Auch muss die Kommune alle kommunalen Gebäude energetisch nachhaltig bewirtschaften. Auch müssen wir in Zusammenarbeit mit privaten Unternehmen an strategisch relevanten Orten (z.B. Schule) Elektroladesäulen aufstellen.

Transparenz und Dialog
Beim Durchlesen relevanter Dokumente ist mir aufgefallen, dass manche Dinge, wie z.B. einzelne Haushaltsreden nicht auffindbar sind. Andere Dinge wie z.B. die Finanzplanung für die Sanierung des Schwimmbads sind schwer nachzuvollziehen. Wenn ich gewählt werde, stehe ich für ein Höchstmaß an Transparenz. Dazu gehört auch die gemeinsame Fortschreibung des Gemeindeentwicklungskonzepts. Wir müssen uns fragen, was unsere Gemeinde für Bürger, Besucher und Gewerbetreibende attraktiv macht. Es geht darum, die Bedürfnisse der relevanten Zielgruppen aufzunehmen und die Aktivitäten daran auszurichten. Ich stehe für einen institutionalisierten Dialog mit allen Stakeholdern. Vor allem müssen wir den Dialog mit der Jugend suchen.

Jugend
Ich stehe dafür, dass die Jugend mehr in Entscheidungen eingebunden wird. Vor allem müssen mehr Begegnungsstätten geschaffen werden. Junge Menschen müssen ihre Hobbies ausleben können., Ich wünsche mir eine engere Zusammenarbeit zwischen Vereinen und Schulen.

Ehrenamt und Vereine
Das Ehrenamt ist das Rückgrat einer Zivilgesellschaft. Ein buntes Vereinsleben heißt Lebensqualität. Daher möchte ich das Ehrenamt fördern und Vereine unterstützen. Als Bürgermeister gehe ich mit gutem Vorbild voran und habe immer ein offenes Ohr.

Katastrophenschutz
Ich war mehrfach im Ukraine Krieg.

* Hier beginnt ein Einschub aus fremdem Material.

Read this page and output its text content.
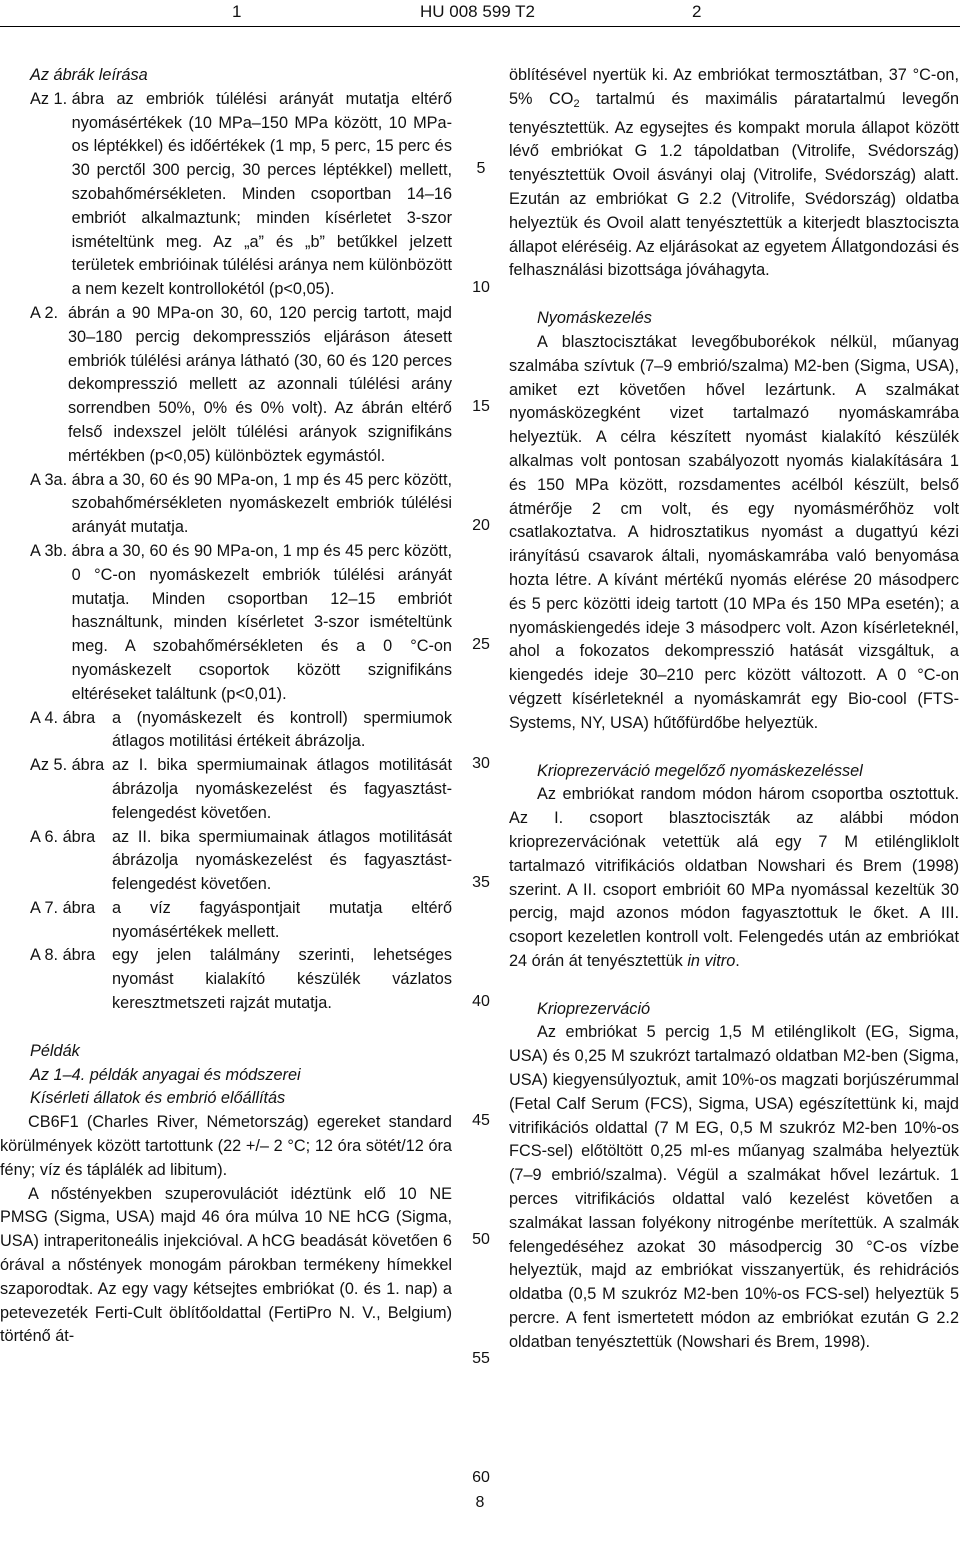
1	HU 008 599 T2	2

Az ábrák leírása

Az 1. ábra az embriók túlélési arányát mutatja eltérő nyomásértékek (10 MPa–150 MPa között, 10 MPa-os léptékkel) és időértékek (1 mp, 5 perc, 15 perc és 30 perctől 300 percig, 30 perces léptékkel) mellett, szobahőmérsékleten. Minden csoportban 14–16 embriót alkalmaztunk; minden kísérletet 3-szor ismételtünk meg. Az „a” és „b” betűkkel jelzett területek embrióinak túlélési aránya nem különbözött a nem kezelt kontrollokétól (p<0,05).
A 2. ábrán a 90 MPa-on 30, 60, 120 percig tartott, majd 30–180 percig dekompressziós eljáráson átesett embriók túlélési aránya látható (30, 60 és 120 perces dekompresszió mellett az azonnali túlélési arány sorrendben 50%, 0% és 0% volt). Az ábrán eltérő felső indexszel jelölt túlélési arányok szignifikáns mértékben (p<0,05) különböztek egymástól.
A 3a. ábra a 30, 60 és 90 MPa-on, 1 mp és 45 perc között, szobahőmérsékleten nyomáskezelt embriók túlélési arányát mutatja.
A 3b. ábra a 30, 60 és 90 MPa-on, 1 mp és 45 perc között, 0 °C-on nyomáskezelt embriók túlélési arányát mutatja. Minden csoportban 12–15 embriót használtunk, minden kísérletet 3-szor ismételtünk meg. A szobahőmérsékleten és a 0 °C-on nyomáskezelt csoportok között szignifikáns eltéréseket találtunk (p<0,01).
A 4. ábra a (nyomáskezelt és kontroll) spermiumok átlagos motilitási értékeit ábrázolja.
Az 5. ábra az I. bika spermiumainak átlagos motilitását ábrázolja nyomáskezelést és fagyasztást-felengedést követően.
A 6. ábra az II. bika spermiumainak átlagos motilitását ábrázolja nyomáskezelést és fagyasztást-felengedést követően.
A 7. ábra a víz fagyáspontjait mutatja eltérő nyomásértékek mellett.
A 8. ábra egy jelen találmány szerinti, lehetséges nyomást kialakító készülék vázlatos keresztmetszeti rajzát mutatja.

Példák

Az 1–4. példák anyagai és módszerei

Kísérleti állatok és embrió előállítás

CB6F1 (Charles River, Németország) egereket standard körülmények között tartottunk (22 +/– 2 °C; 12 óra sötét/12 óra fény; víz és táplálék ad libitum).

A nőstényekben szuperovulációt idéztünk elő 10 NE PMSG (Sigma, USA) majd 46 óra múlva 10 NE hCG (Sigma, USA) intraperitoneális injekcióval. A hCG beadását követően 6 órával a nőstények monogám párokban termékeny hímekkel szaporodtak. Az egy vagy kétsejtes embriókat (0. és 1. nap) a petevezeték Ferti-Cult öblítőoldattal (FertiPro N. V., Belgium) történő át-

5
10
15
20
25
30
35
40
45
50
55
60

öblítésével nyertük ki. Az embriókat termosztátban, 37 °C-on, 5% $CO_2$ tartalmú és maximális páratartalmú levegőn tenyésztettük. Az egysejtes és kompakt morula állapot között lévő embriókat G 1.2 tápoldatban (Vitrolife, Svédország) tenyésztettük Ovoil ásványi olaj (Vitrolife, Svédország) alatt. Ezután az embriókat G 2.2 (Vitrolife, Svédország) oldatba helyeztük és Ovoil alatt tenyésztettük a kiterjedt blasztociszta állapot eléréséig. Az eljárásokat az egyetem Állatgondozási és felhasználási bizottsága jóváhagyta.

Nyomáskezelés

A blasztocisztákat levegőbuborékok nélkül, műanyag szalmába szívtuk (7–9 embrió/szalma) M2-ben (Sigma, USA), amiket ezt követően hővel lezártunk. A szalmákat nyomásközegként vizet tartalmazó nyomáskamrába helyeztük. A célra készített nyomást kialakító készülék alkalmas volt pontosan szabályozott nyomás kialakítására 1 és 150 MPa között, rozsdamentes acélból készült, belső átmérője 2 cm volt, és egy nyomásmérőhöz volt csatlakoztatva. A hidrosztatikus nyomást a dugattyú kézi irányítású csavarok általi, nyomáskamrába való benyomása hozta létre. A kívánt mértékű nyomás elérése 20 másodperc és 5 perc közötti ideig tartott (10 MPa és 150 MPa esetén); a nyomáskiengedés ideje 3 másodperc volt. Azon kísérleteknél, ahol a fokozatos dekompresszió hatását vizsgáltuk, a kiengedés ideje 30–210 perc között változott. A 0 °C-on végzett kísérleteknél a nyomáskamrát egy Bio-cool (FTS-Systems, NY, USA) hűtőfürdőbe helyeztük.

Krioprezerváció megelőző nyomáskezeléssel

Az embriókat random módon három csoportba osztottuk. Az I. csoport blasztociszták az alábbi módon krioprezervációnak vetettük alá egy 7 M etiléngliklolt tartalmazó vitrifikációs oldatban Nowshari és Brem (1998) szerint. A II. csoport embrióit 60 MPa nyomással kezeltük 30 percig, majd azonos módon fagyasztottuk le őket. A III. csoport kezeletlen kontroll volt. Felengedés után az embriókat 24 órán át tenyésztettük in vitro.

Krioprezerváció

Az embriókat 5 percig 1,5 M etiléngIikolt (EG, Sigma, USA) és 0,25 M szukrózt tartalmazó oldatban M2-ben (Sigma, USA) kiegyensúlyoztuk, amit 10%-os magzati borjúszérummal (Fetal Calf Serum (FCS), Sigma, USA) egészítettünk ki, majd vitrifikációs oldattal (7 M EG, 0,5 M szukróz M2-ben 10%-os FCS-sel) előtöltött 0,25 ml-es műanyag szalmába helyeztük (7–9 embrió/szalma). Végül a szalmákat hővel lezártuk. 1 perces vitrifikációs oldattal való kezelést követően a szalmákat lassan folyékony nitrogénbe merítettük. A szalmák felengedéséhez azokat 30 másodpercig 30 °C-os vízbe helyeztük, majd az embriókat visszanyertük, és rehidrációs oldatba (0,5 M szukróz M2-ben 10%-os FCS-sel) helyeztük 5 percre. A fent ismertetett módon az embriókat ezután G 2.2 oldatban tenyésztettük (Nowshari és Brem, 1998).

8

Dort habe ich gesehen, welchen Unterschied funktionierender Katastrophenschutz vor Ort macht. Wir müssen uns auf mögliche Katastrophen oder Naturereignisse vorbereiten. Lange Reaktionszeiten wie in Berlin dürfen sich nicht wiederholen. Früher gab es groß angelegte Katastrophenübungen und wir waren besser auf Ausnahmesituationen vorbereitet. Daher müssen wir alle beteiligten Akteure an einen Tisch bringen, zusammen üben und koordinieren und sicherstellen, dass alle die notwendigen Ressourcen haben. Dazu gehört die Renovierung des Feuerwehrhauses.

Taten statt Worte
Es gibt zu viele Menschen, die große Worte schwingen, ihnen aber keine Taten folgen lassen. Ich packe an, wenn ich Handlungsbedarf sehe. Dabei ist mir keine Arbeit zu viel. Seit nunmehr drei Jahren reise ich z.B. regelmäßig auf eigene Kosten in die Ukraine, um dort unentgeltlich Vorlesung zu halten. Bildung ist ein Menschenrecht!